Industry leaders say that costly tariffs imposed on their products would hammer the sector under a “no deal” Brexit scenario which would see exports between the EU and UK subject to World Trade Organisation (WTO) rules.
It comes amid growing concerns about the prospect of a free trade deal being struck after the UK leaves the EU, with influential Belgian MEP Guy Verhofstadt appearing to rule out a “bespoke” deal for the UK at the weekend, which the UK is seeking to negotiate.
Scotland’s food and drink industry is worth about £14.4 billion to the economy and now exceeds the oil and gas industry in the country’s growth. Whisky would escape tariffs, but food would be worst hit under a WTO scenario, according to research conducted by the Economic and Social Research Institute. More than 5,000 products classified by the WTO attract diverse tariffs. This includes almost 50 per cent for meat, and 34 per cent for processed meat and fish, as well as 9 per cent for fish and crustaceans.

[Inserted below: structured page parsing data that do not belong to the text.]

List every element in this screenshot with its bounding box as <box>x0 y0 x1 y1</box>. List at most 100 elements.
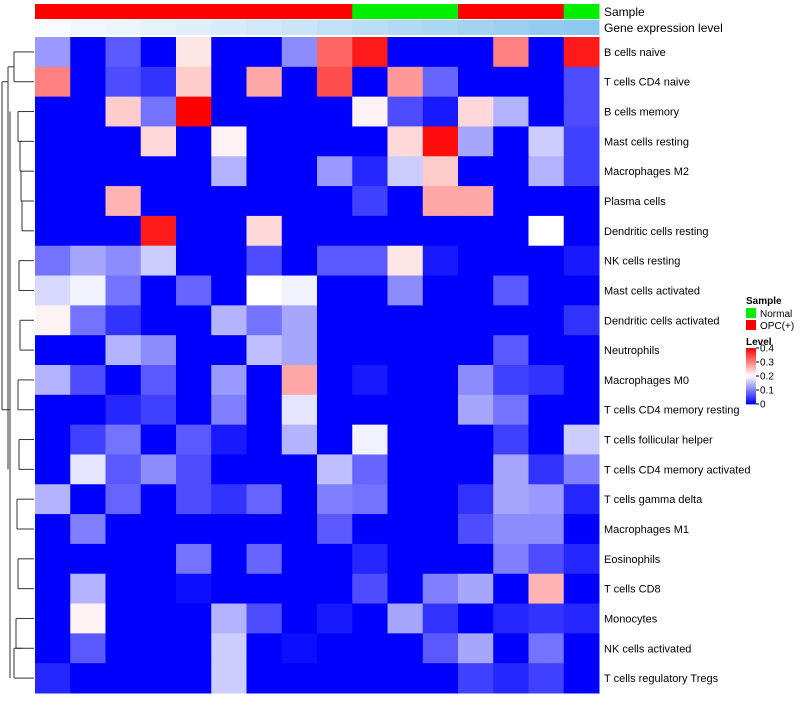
heatmap-cell-7-0 <box>35 245 71 277</box>
heatmap-cell-2-10 <box>387 96 424 127</box>
heatmap-cell-10-9 <box>352 335 388 366</box>
heatmap-cell-13-9 <box>352 424 388 455</box>
heatmap-cell-19-10 <box>387 603 424 634</box>
heatmap-cell-10-8 <box>317 335 353 366</box>
heatmap-cell-6-11 <box>422 215 459 247</box>
heatmap-cell-10-13 <box>493 335 529 366</box>
heatmap-cell-16-9 <box>352 514 388 545</box>
heatmap-cell-9-3 <box>140 305 177 336</box>
heatmap-cell-8-14 <box>528 275 565 306</box>
row-labels: B cells naive T cells CD4 naive B cells me… <box>604 47 751 685</box>
heatmap-cell-15-13 <box>493 484 529 515</box>
heatmap-cell-1-9 <box>352 66 388 98</box>
heatmap-cell-13-0 <box>35 424 71 455</box>
heatmap-cell-3-2 <box>105 126 142 157</box>
heatmap-cell-7-3 <box>140 245 177 277</box>
heatmap-cell-20-7 <box>281 633 318 664</box>
heatmap-cell-18-0 <box>35 573 71 605</box>
annotation-cell-0-6 <box>246 4 283 19</box>
legend-sample-title: Sample <box>746 296 782 307</box>
heatmap-cell-10-2 <box>105 335 142 366</box>
heatmap-cell-8-6 <box>246 275 283 306</box>
heatmap-cell-19-1 <box>70 603 106 634</box>
heatmap-cell-13-7 <box>281 424 318 455</box>
heatmap-cell-14-9 <box>352 454 388 485</box>
annotation-cell-1-15 <box>563 20 600 35</box>
legend-level-label-4: 0 <box>760 400 766 411</box>
heatmap-cell-7-11 <box>422 245 459 277</box>
heatmap-cell-9-7 <box>281 305 318 336</box>
heatmap-cell-0-7 <box>281 37 318 68</box>
heatmap-cell-12-7 <box>281 394 318 426</box>
legend-level-gradient-step <box>746 367 756 370</box>
heatmap-cell-17-2 <box>105 543 142 575</box>
legend-level-gradient-step <box>746 370 756 373</box>
annotation-cell-1-5 <box>211 20 247 35</box>
heatmap-cell-10-11 <box>422 335 459 366</box>
heatmap-cell-16-12 <box>458 514 494 545</box>
annotation-cell-1-9 <box>352 20 388 35</box>
legend-level-label-1: 0.3 <box>760 358 774 369</box>
heatmap-cell-3-15 <box>563 126 600 157</box>
heatmap-cell-5-10 <box>387 186 424 217</box>
heatmap-cell-9-13 <box>493 305 529 336</box>
heatmap-cell-5-2 <box>105 186 142 217</box>
heatmap-cell-12-15 <box>563 394 600 426</box>
heatmap-cell-6-0 <box>35 215 71 247</box>
heatmap-cell-2-7 <box>281 96 318 127</box>
heatmap-cell-1-6 <box>246 66 283 98</box>
heatmap-cell-0-13 <box>493 37 529 68</box>
heatmap-cell-16-11 <box>422 514 459 545</box>
heatmap-cell-0-5 <box>211 37 247 68</box>
heatmap-cell-17-0 <box>35 543 71 575</box>
heatmap-cell-5-3 <box>140 186 177 217</box>
heatmap-cell-9-4 <box>176 305 212 336</box>
heatmap-cell-18-15 <box>563 573 600 605</box>
legend-sample-swatch-1 <box>746 320 756 330</box>
heatmap-cell-13-10 <box>387 424 424 455</box>
heatmap-cell-15-3 <box>140 484 177 515</box>
annotation-cell-1-1 <box>70 20 106 35</box>
heatmap-cell-8-4 <box>176 275 212 306</box>
annotation-cell-1-12 <box>458 20 494 35</box>
heatmap-cell-2-12 <box>458 96 494 127</box>
legend-level-gradient-step <box>746 362 756 364</box>
legend-level-label-0: 0.4 <box>760 344 774 355</box>
heatmap-cell-14-8 <box>317 454 353 485</box>
row-label-2: B cells memory <box>604 107 680 119</box>
heatmap-cell-16-8 <box>317 514 353 545</box>
legend-level-gradient-step <box>746 397 756 399</box>
heatmap-cell-21-5 <box>211 663 247 694</box>
heatmap-cell-17-10 <box>387 543 424 575</box>
row-label-21: T cells regulatory Tregs <box>604 673 719 685</box>
heatmap-cell-13-8 <box>317 424 353 455</box>
heatmap-cell-10-10 <box>387 335 424 366</box>
row-label-6: Dendritic cells resting <box>604 226 709 238</box>
heatmap-cell-15-8 <box>317 484 353 515</box>
heatmap-cell-5-4 <box>176 186 212 217</box>
heatmap-cell-14-0 <box>35 454 71 485</box>
heatmap-cell-19-12 <box>458 603 494 634</box>
heatmap-cell-10-1 <box>70 335 106 366</box>
heatmap-cell-16-7 <box>281 514 318 545</box>
heatmap-cell-1-4 <box>176 66 212 98</box>
heatmap-cell-18-10 <box>387 573 424 605</box>
row-label-18: T cells CD8 <box>604 584 661 596</box>
heatmap-cell-6-9 <box>352 215 388 247</box>
heatmap-cell-5-8 <box>317 186 353 217</box>
legend-level-gradient-step <box>746 390 756 392</box>
heatmap-cell-14-15 <box>563 454 600 485</box>
annotation-cell-1-14 <box>528 20 565 35</box>
heatmap-cell-18-13 <box>493 573 529 605</box>
legend-level-gradient-step <box>746 381 756 384</box>
heatmap-cell-11-10 <box>387 365 424 396</box>
heatmap-cell-17-3 <box>140 543 177 575</box>
heatmap-cell-12-6 <box>246 394 283 426</box>
heatmap-cell-14-2 <box>105 454 142 485</box>
heatmap-cell-1-2 <box>105 66 142 98</box>
heatmap-cell-8-2 <box>105 275 142 306</box>
heatmap-cell-5-12 <box>458 186 494 217</box>
heatmap-cell-12-9 <box>352 394 388 426</box>
heatmap-cell-6-12 <box>458 215 494 247</box>
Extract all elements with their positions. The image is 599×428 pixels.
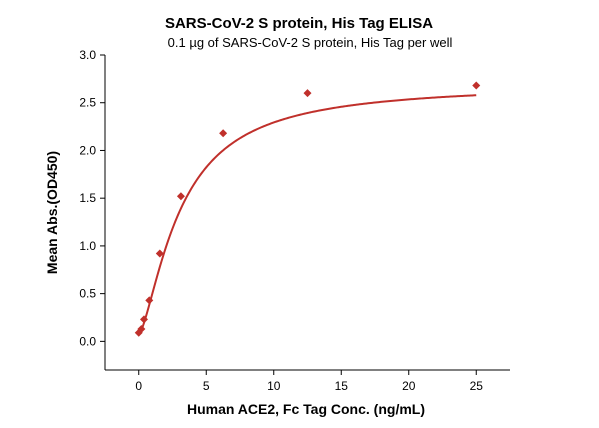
data-point-marker [219, 129, 228, 138]
y-tick-label: 0.0 [79, 334, 96, 348]
y-tick-label: 1.5 [79, 191, 96, 205]
chart-subtitle: 0.1 µg of SARS-CoV-2 S protein, His Tag … [168, 35, 453, 50]
y-ticks: 0.0 0.5 1.0 1.5 2.0 2.5 3.0 [79, 48, 105, 348]
y-tick-label: 1.0 [79, 239, 96, 253]
x-tick-label: 10 [267, 379, 281, 393]
data-point-marker [140, 315, 149, 324]
data-point-marker [137, 324, 146, 333]
x-axis-label: Human ACE2, Fc Tag Conc. (ng/mL) [187, 401, 425, 417]
data-point-marker [155, 249, 164, 258]
x-tick-label: 25 [470, 379, 484, 393]
y-tick-label: 2.5 [79, 96, 96, 110]
data-point-marker [472, 81, 481, 90]
x-tick-label: 20 [402, 379, 416, 393]
y-tick-label: 3.0 [79, 48, 96, 62]
x-ticks: 0 5 10 15 20 25 [135, 370, 483, 393]
data-point-marker [176, 192, 185, 201]
data-point-marker [145, 296, 154, 305]
y-tick-label: 2.0 [79, 143, 96, 157]
x-tick-label: 5 [203, 379, 210, 393]
x-tick-label: 0 [135, 379, 142, 393]
data-point-marker [303, 89, 312, 98]
axes [104, 55, 510, 371]
chart-title: SARS-CoV-2 S protein, His Tag ELISA [165, 15, 433, 32]
y-axis-label: Mean Abs.(OD450) [44, 151, 60, 274]
data-points [134, 81, 481, 337]
fit-curve [137, 94, 477, 336]
y-tick-label: 0.5 [79, 287, 96, 301]
x-tick-label: 15 [335, 379, 349, 393]
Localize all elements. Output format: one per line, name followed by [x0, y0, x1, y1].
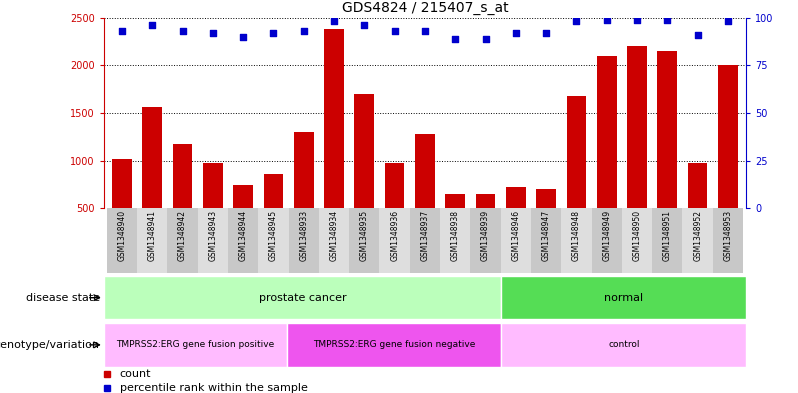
Text: GSM1348953: GSM1348953 — [724, 210, 733, 261]
Bar — [233, 185, 253, 256]
Title: GDS4824 / 215407_s_at: GDS4824 / 215407_s_at — [342, 1, 508, 15]
Text: GSM1348939: GSM1348939 — [481, 210, 490, 261]
Point — [418, 28, 431, 34]
Text: GSM1348936: GSM1348936 — [390, 210, 399, 261]
Point — [661, 17, 674, 23]
Point — [116, 28, 128, 34]
Point — [267, 30, 280, 36]
Bar — [470, 208, 500, 273]
Text: GSM1348945: GSM1348945 — [269, 210, 278, 261]
Bar — [501, 276, 746, 320]
Point — [691, 32, 704, 38]
Point — [237, 33, 250, 40]
Bar — [350, 208, 380, 273]
Point — [539, 30, 552, 36]
Text: GSM1348952: GSM1348952 — [693, 210, 702, 261]
Bar — [415, 134, 435, 256]
Bar — [319, 208, 350, 273]
Text: TMPRSS2:ERG gene fusion negative: TMPRSS2:ERG gene fusion negative — [313, 340, 476, 349]
Text: control: control — [608, 340, 639, 349]
Point — [600, 17, 613, 23]
Bar — [287, 323, 501, 367]
Point — [358, 22, 371, 28]
Text: GSM1348943: GSM1348943 — [208, 210, 217, 261]
Text: GSM1348935: GSM1348935 — [360, 210, 369, 261]
Bar — [476, 194, 496, 256]
Bar — [682, 208, 713, 273]
Bar — [294, 132, 314, 256]
Text: normal: normal — [604, 293, 643, 303]
Text: GSM1348949: GSM1348949 — [602, 210, 611, 261]
Text: count: count — [120, 369, 152, 379]
Bar — [440, 208, 470, 273]
Bar — [112, 159, 132, 256]
Bar — [259, 208, 289, 273]
Text: disease state: disease state — [26, 293, 100, 303]
Text: genotype/variation: genotype/variation — [0, 340, 100, 350]
Bar — [500, 208, 531, 273]
Bar — [168, 208, 198, 273]
Bar — [713, 208, 743, 273]
Text: GSM1348937: GSM1348937 — [421, 210, 429, 261]
Bar — [324, 29, 344, 256]
Bar — [718, 65, 738, 256]
Bar — [228, 208, 259, 273]
Text: GSM1348934: GSM1348934 — [330, 210, 338, 261]
Text: TMPRSS2:ERG gene fusion positive: TMPRSS2:ERG gene fusion positive — [117, 340, 275, 349]
Bar — [506, 187, 526, 256]
Bar — [263, 174, 283, 256]
Point — [721, 18, 734, 25]
Point — [630, 17, 643, 23]
Bar — [567, 96, 587, 256]
Bar — [104, 276, 501, 320]
Bar — [137, 208, 168, 273]
Bar — [172, 144, 192, 256]
Bar — [597, 56, 617, 256]
Bar — [591, 208, 622, 273]
Text: GSM1348944: GSM1348944 — [239, 210, 247, 261]
Bar — [107, 208, 137, 273]
Point — [570, 18, 583, 25]
Bar — [203, 163, 223, 256]
Point — [479, 35, 492, 42]
Bar — [627, 46, 647, 256]
Bar — [652, 208, 682, 273]
Bar — [104, 323, 287, 367]
Point — [389, 28, 401, 34]
Bar — [142, 107, 162, 256]
Point — [146, 22, 159, 28]
Bar — [536, 189, 556, 256]
Text: GSM1348950: GSM1348950 — [633, 210, 642, 261]
Bar — [561, 208, 591, 273]
Point — [207, 30, 219, 36]
Text: GSM1348933: GSM1348933 — [299, 210, 308, 261]
Text: GSM1348948: GSM1348948 — [572, 210, 581, 261]
Point — [176, 28, 189, 34]
Text: prostate cancer: prostate cancer — [259, 293, 346, 303]
Point — [298, 28, 310, 34]
Bar — [410, 208, 440, 273]
Text: GSM1348946: GSM1348946 — [512, 210, 520, 261]
Point — [509, 30, 522, 36]
Bar — [289, 208, 319, 273]
Text: GSM1348940: GSM1348940 — [117, 210, 126, 261]
Bar — [658, 51, 678, 256]
Point — [448, 35, 461, 42]
Text: GSM1348951: GSM1348951 — [663, 210, 672, 261]
Text: percentile rank within the sample: percentile rank within the sample — [120, 383, 308, 393]
Text: GSM1348947: GSM1348947 — [542, 210, 551, 261]
Bar — [501, 323, 746, 367]
Text: GSM1348941: GSM1348941 — [148, 210, 156, 261]
Bar — [688, 163, 708, 256]
Bar — [445, 194, 465, 256]
Text: GSM1348938: GSM1348938 — [451, 210, 460, 261]
Bar — [380, 208, 410, 273]
Point — [328, 18, 341, 25]
Text: GSM1348942: GSM1348942 — [178, 210, 187, 261]
Bar — [354, 94, 374, 256]
Bar — [198, 208, 228, 273]
Bar — [385, 163, 405, 256]
Bar — [622, 208, 652, 273]
Bar — [531, 208, 561, 273]
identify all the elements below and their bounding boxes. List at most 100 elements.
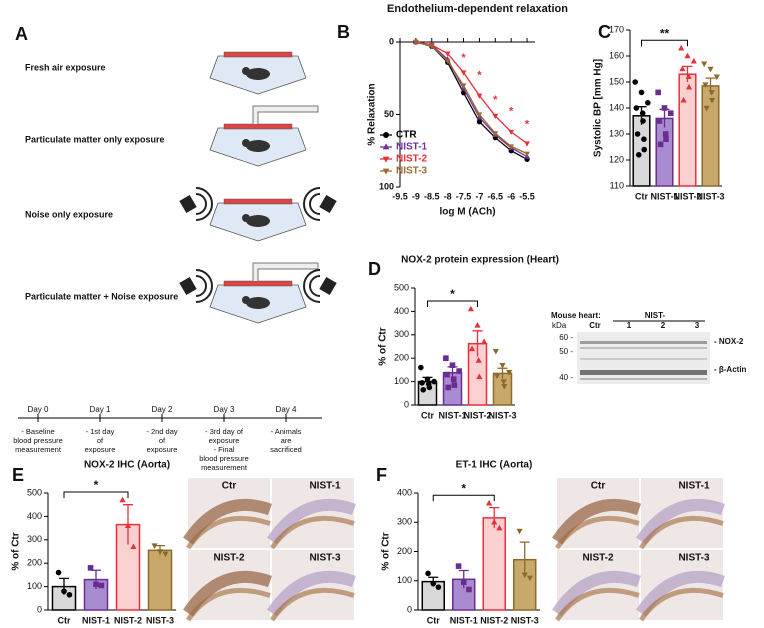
x-tick-label: -8 bbox=[444, 191, 452, 201]
significance-label: * bbox=[94, 478, 99, 492]
sound-wave bbox=[195, 193, 207, 215]
chart-title: NOX-2 protein expression (Heart) bbox=[401, 255, 559, 266]
marker bbox=[524, 151, 530, 157]
x-tick-label: Ctr bbox=[58, 615, 71, 625]
marker bbox=[492, 113, 499, 120]
ihc-label: NIST-2 bbox=[582, 553, 614, 564]
ihc-adventitia bbox=[554, 515, 640, 550]
marker bbox=[156, 549, 164, 555]
marker bbox=[657, 141, 664, 148]
bar bbox=[482, 517, 506, 611]
day-note: - Final bbox=[214, 445, 235, 454]
ihc-label: NIST-3 bbox=[678, 553, 710, 564]
x-tick-label: NIST-2 bbox=[114, 615, 142, 625]
marker bbox=[468, 345, 476, 352]
ihc-label: NIST-2 bbox=[213, 553, 245, 564]
marker bbox=[55, 569, 62, 576]
ihc-label: NIST-3 bbox=[309, 553, 341, 564]
marker bbox=[460, 579, 467, 586]
speaker bbox=[319, 194, 337, 214]
mouse-head bbox=[242, 139, 250, 147]
y-tick-label: 120 bbox=[609, 154, 624, 164]
y-tick-label: 150 bbox=[609, 76, 624, 86]
y-tick-label: 100 bbox=[394, 376, 409, 386]
panel-letter: A bbox=[15, 24, 28, 44]
bar bbox=[678, 73, 697, 187]
error-bar bbox=[458, 569, 469, 589]
y-tick-label: 140 bbox=[609, 102, 624, 112]
marker bbox=[708, 97, 716, 104]
x-tick-label: Ctr bbox=[421, 410, 434, 420]
mouse bbox=[246, 68, 270, 80]
series-line bbox=[415, 41, 528, 158]
ihc-adventitia bbox=[638, 515, 724, 550]
annotation: * bbox=[525, 119, 530, 131]
marker bbox=[476, 93, 483, 99]
error-bar bbox=[489, 506, 500, 529]
y-tick-label: 400 bbox=[394, 306, 409, 316]
y-axis-label: % of Ctr bbox=[381, 532, 392, 570]
kda-marker: 40 - bbox=[559, 373, 573, 382]
marker bbox=[526, 575, 534, 582]
kda-marker: 50 - bbox=[559, 347, 573, 356]
marker bbox=[685, 83, 693, 90]
series-line bbox=[415, 41, 528, 145]
x-tick-label: NIST-3 bbox=[696, 191, 724, 201]
y-tick-label: 0 bbox=[389, 36, 394, 46]
marker bbox=[476, 373, 483, 380]
marker bbox=[508, 144, 515, 150]
y-tick-label: 200 bbox=[397, 546, 412, 556]
x-tick-label: -9 bbox=[412, 191, 420, 201]
error-bar bbox=[472, 330, 483, 357]
blot-unit: kDa bbox=[552, 321, 567, 330]
ihc-label: NIST-1 bbox=[309, 481, 341, 492]
y-tick-label: 400 bbox=[27, 511, 42, 521]
marker bbox=[130, 543, 137, 550]
ihc-tissue bbox=[267, 570, 357, 617]
chart-title: Endothelium-dependent relaxation bbox=[387, 3, 568, 15]
marker bbox=[685, 73, 692, 80]
exposure-label: Fresh air exposure bbox=[25, 62, 106, 72]
bar bbox=[701, 85, 720, 187]
marker bbox=[124, 522, 132, 528]
x-tick-label: -6 bbox=[507, 191, 515, 201]
band-label: - NOX-2 bbox=[714, 337, 744, 346]
blot-group: NIST- bbox=[645, 311, 666, 320]
x-tick-label: -5.5 bbox=[519, 191, 535, 201]
marker bbox=[430, 580, 437, 587]
x-tick-label: NIST-3 bbox=[488, 410, 516, 420]
exposure-label: Particulate matter + Noise exposure bbox=[25, 291, 178, 301]
marker bbox=[707, 66, 714, 73]
day-note: sacrificed bbox=[270, 445, 302, 454]
blot-band bbox=[580, 341, 707, 344]
blot-band bbox=[580, 358, 707, 360]
x-tick-label: NIST-3 bbox=[511, 615, 539, 625]
day-label: Day 4 bbox=[276, 405, 297, 414]
marker bbox=[435, 584, 442, 590]
significance-label: * bbox=[461, 481, 466, 495]
marker bbox=[516, 528, 523, 535]
y-axis-label: % Relaxation bbox=[367, 83, 378, 145]
marker bbox=[632, 79, 638, 85]
lane-label: 1 bbox=[627, 321, 632, 330]
x-tick-label: NIST-2 bbox=[673, 191, 701, 201]
marker bbox=[645, 100, 651, 106]
x-tick-label: NIST-2 bbox=[480, 615, 508, 625]
marker bbox=[66, 591, 73, 598]
x-tick-label: -7 bbox=[475, 191, 483, 201]
marker bbox=[713, 74, 720, 81]
marker bbox=[641, 136, 647, 142]
lane-label: Ctr bbox=[589, 321, 601, 330]
ihc-adventitia bbox=[185, 515, 271, 550]
day-note: exposure bbox=[147, 445, 178, 454]
x-tick-label: -9.5 bbox=[392, 191, 408, 201]
y-tick-label: 0 bbox=[37, 604, 42, 614]
panel-letter: C bbox=[598, 22, 611, 42]
marker bbox=[460, 83, 467, 89]
panel-letter: B bbox=[337, 22, 350, 42]
marker bbox=[460, 70, 467, 76]
day-note: measurement bbox=[15, 445, 62, 454]
kda-marker: 60 - bbox=[559, 333, 573, 342]
marker bbox=[641, 146, 648, 153]
ihc-adventitia bbox=[269, 587, 355, 622]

The stark impact will be heard by MSPs at Holyrood this week when industry leaders give evidence on Brexit.
“This an alarming insight to what the inshore industry might face moving forward,” Alistair Sinclair of the Scottish Creel Fishermen’s Federation warns in a submission to the rural affairs committee.
“The impact on our inshore fleet [creelers and diver] could be catastrophic with rural communities suffering most. These are indeed very sobering results which would have devastating results on the food sector across Scotland.”
The research predicts that sales of fish would fall by about 40 per cent while processed meat and fish products would plunge by 90 per cent. About 70 per cent of Scottish exports go to Europe
James Withers, chief executive at Scotland Food & Drink said: “The prospect of the UK walking away from the EU without a trade deal is of real concern for food and drink businesses across Scotland. No deal is a bad deal for the Scottish food and drink sector.
“There is a real sense that the clock is now ticking. For our agricultural sectors, their growing season requires long-term planning and the continued uncertainty around labour needs resolved quickly.”